Rihanna
Rihanna z całą swoją świtą przyleciała do Polski na gdyński koncert o jeden dzień wcześniej, by pobawić się na Open'erze podczas koncertu Kings of Leon, których uwielbia. Nie mogła również nie skorzystać z wyjątkowo łaskawej w tym miesiącu pogody.
Piosenkarka z Barbadosu zatrzymała się w w sopockim Sheratonie, skąd miała tylko kawałek do małej strefy VIP na plaży. Niestety błogi spokój zakłócił jej napierający tłum gapiów i fanów. Każdy chciał zrobić gwieździe zdjęcie, więc ochroniarze Riri musieli interweniować i zasłonili ją parasolami.

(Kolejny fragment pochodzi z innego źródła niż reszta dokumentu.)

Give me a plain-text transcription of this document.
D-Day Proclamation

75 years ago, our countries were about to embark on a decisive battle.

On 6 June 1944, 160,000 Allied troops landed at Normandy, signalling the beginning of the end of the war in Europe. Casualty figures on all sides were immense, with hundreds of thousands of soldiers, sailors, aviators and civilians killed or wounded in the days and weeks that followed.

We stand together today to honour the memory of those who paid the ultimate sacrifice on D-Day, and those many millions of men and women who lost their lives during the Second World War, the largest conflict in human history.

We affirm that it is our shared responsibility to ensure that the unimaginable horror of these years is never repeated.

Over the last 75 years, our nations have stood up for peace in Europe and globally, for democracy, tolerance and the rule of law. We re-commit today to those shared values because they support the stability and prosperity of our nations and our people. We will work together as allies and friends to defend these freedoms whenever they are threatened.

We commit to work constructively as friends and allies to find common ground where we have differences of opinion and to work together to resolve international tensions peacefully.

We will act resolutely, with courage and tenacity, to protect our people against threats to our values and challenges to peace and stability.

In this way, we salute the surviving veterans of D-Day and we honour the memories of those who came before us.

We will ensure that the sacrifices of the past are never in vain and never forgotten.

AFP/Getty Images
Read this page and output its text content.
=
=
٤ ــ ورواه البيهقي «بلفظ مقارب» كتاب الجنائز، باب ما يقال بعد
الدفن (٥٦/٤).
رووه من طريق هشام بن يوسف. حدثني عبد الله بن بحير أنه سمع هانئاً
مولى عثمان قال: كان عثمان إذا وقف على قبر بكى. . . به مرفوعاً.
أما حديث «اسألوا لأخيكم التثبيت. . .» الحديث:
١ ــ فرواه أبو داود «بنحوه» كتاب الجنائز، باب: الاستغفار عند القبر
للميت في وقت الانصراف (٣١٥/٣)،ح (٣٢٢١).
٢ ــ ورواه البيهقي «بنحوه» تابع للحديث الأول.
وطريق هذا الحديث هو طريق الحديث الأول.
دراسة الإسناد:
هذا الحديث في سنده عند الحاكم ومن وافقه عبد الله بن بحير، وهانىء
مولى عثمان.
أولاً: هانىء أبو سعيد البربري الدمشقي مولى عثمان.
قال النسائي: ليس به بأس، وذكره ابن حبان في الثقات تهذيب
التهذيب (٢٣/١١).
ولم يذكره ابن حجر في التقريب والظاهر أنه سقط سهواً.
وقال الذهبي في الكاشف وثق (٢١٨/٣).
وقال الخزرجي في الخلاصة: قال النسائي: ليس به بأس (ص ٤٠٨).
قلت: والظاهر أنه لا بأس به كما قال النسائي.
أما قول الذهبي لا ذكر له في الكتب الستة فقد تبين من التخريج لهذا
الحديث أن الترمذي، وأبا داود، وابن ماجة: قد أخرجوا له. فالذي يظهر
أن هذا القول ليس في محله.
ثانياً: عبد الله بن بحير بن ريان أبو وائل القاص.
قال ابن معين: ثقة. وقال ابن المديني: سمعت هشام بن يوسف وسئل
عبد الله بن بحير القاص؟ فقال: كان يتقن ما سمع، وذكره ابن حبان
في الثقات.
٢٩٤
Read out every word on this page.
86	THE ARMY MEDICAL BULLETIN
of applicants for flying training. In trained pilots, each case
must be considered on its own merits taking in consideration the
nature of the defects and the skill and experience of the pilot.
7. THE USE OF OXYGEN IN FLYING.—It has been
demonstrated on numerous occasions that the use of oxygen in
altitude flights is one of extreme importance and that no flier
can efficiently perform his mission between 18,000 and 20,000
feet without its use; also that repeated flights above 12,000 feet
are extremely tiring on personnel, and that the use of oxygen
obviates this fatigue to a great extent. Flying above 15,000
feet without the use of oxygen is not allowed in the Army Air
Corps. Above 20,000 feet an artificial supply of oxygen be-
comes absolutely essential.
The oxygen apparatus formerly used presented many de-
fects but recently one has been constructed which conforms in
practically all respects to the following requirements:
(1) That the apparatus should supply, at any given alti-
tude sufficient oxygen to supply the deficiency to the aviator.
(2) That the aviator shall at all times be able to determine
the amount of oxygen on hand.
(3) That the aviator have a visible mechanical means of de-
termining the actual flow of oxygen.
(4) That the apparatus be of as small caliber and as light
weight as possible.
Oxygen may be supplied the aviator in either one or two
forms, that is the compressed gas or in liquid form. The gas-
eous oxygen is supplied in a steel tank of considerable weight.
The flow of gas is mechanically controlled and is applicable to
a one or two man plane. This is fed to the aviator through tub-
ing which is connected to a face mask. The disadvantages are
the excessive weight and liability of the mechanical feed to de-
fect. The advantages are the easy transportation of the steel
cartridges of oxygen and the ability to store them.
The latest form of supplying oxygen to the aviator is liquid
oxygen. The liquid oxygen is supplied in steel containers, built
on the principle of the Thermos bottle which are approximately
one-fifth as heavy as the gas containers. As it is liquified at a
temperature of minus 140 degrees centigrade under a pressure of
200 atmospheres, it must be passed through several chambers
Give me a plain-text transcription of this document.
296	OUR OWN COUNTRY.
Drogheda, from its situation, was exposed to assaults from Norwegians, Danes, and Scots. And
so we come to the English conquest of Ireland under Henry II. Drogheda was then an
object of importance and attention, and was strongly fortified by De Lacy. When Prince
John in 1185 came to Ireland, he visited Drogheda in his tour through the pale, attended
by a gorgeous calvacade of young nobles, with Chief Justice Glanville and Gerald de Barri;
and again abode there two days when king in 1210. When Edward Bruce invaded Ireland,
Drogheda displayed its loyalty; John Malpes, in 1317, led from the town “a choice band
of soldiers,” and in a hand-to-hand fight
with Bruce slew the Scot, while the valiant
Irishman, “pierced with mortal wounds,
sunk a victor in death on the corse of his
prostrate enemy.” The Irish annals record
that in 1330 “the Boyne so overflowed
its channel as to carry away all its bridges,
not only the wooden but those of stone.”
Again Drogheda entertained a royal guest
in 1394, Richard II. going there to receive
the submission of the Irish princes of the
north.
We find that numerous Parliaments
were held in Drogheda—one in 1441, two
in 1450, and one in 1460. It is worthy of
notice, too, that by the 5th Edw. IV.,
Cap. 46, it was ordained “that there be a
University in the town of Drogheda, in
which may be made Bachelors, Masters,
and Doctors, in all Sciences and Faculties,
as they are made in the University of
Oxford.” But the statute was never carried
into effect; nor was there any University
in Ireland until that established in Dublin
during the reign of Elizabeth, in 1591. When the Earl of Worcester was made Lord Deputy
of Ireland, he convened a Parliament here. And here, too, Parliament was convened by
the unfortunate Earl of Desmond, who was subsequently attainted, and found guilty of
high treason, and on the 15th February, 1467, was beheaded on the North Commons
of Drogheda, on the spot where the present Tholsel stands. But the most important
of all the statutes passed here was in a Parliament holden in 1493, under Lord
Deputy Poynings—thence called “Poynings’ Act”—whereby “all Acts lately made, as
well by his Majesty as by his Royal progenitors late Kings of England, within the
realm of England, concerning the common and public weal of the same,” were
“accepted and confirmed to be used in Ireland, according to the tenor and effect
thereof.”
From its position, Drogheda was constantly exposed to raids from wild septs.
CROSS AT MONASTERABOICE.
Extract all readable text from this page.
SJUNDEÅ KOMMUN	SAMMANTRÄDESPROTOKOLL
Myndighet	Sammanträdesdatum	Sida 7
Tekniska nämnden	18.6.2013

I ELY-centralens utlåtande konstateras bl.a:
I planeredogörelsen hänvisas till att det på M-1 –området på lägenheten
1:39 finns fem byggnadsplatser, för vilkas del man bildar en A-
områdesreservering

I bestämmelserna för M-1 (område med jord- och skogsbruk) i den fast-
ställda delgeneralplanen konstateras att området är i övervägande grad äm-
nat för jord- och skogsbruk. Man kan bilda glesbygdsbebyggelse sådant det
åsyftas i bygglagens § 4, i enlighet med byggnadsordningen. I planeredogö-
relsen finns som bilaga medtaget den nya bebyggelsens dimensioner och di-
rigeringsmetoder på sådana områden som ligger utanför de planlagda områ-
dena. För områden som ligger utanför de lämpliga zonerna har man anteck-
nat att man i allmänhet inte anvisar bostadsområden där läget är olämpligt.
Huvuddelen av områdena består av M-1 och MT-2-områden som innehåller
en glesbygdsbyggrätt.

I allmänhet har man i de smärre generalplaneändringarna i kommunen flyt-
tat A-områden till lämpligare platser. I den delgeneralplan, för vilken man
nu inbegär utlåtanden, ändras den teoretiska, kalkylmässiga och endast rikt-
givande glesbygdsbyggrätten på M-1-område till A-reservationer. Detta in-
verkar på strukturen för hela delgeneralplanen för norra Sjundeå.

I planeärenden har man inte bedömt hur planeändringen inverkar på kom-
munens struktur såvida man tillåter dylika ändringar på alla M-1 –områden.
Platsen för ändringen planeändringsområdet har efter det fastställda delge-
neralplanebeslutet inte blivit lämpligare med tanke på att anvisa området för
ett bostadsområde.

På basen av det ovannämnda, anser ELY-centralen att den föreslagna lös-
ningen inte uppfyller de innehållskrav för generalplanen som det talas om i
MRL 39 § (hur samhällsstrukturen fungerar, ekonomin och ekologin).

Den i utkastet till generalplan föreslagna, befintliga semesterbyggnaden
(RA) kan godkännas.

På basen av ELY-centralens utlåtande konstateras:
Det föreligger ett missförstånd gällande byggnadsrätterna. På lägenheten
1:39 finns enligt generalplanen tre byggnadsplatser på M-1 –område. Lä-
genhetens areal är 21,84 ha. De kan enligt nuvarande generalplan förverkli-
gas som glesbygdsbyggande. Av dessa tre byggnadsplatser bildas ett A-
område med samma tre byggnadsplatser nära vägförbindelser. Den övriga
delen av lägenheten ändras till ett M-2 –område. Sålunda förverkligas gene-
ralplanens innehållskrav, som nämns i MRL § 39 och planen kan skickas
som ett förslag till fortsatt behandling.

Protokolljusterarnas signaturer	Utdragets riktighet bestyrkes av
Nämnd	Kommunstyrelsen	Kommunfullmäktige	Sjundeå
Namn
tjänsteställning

Potem rozczarowana Rihanna napisała na portalu społecznościowym: "Uwięziona jak jakieś pi*ne zwierzę w klatce". Czy to przez to rozżalenie kazała potem dziesiątkom tysięcy fanów czekać aż godzinę na swój występ na gdyńskim lotnisku?
Jedno jest pewne: jej koncert z pewnością nie wynagrodził długiego oczekiwania. Wiele osób uważa, że piękna Rihanna nie dała z siebie 100%. Czy to przez popsute plażowanie?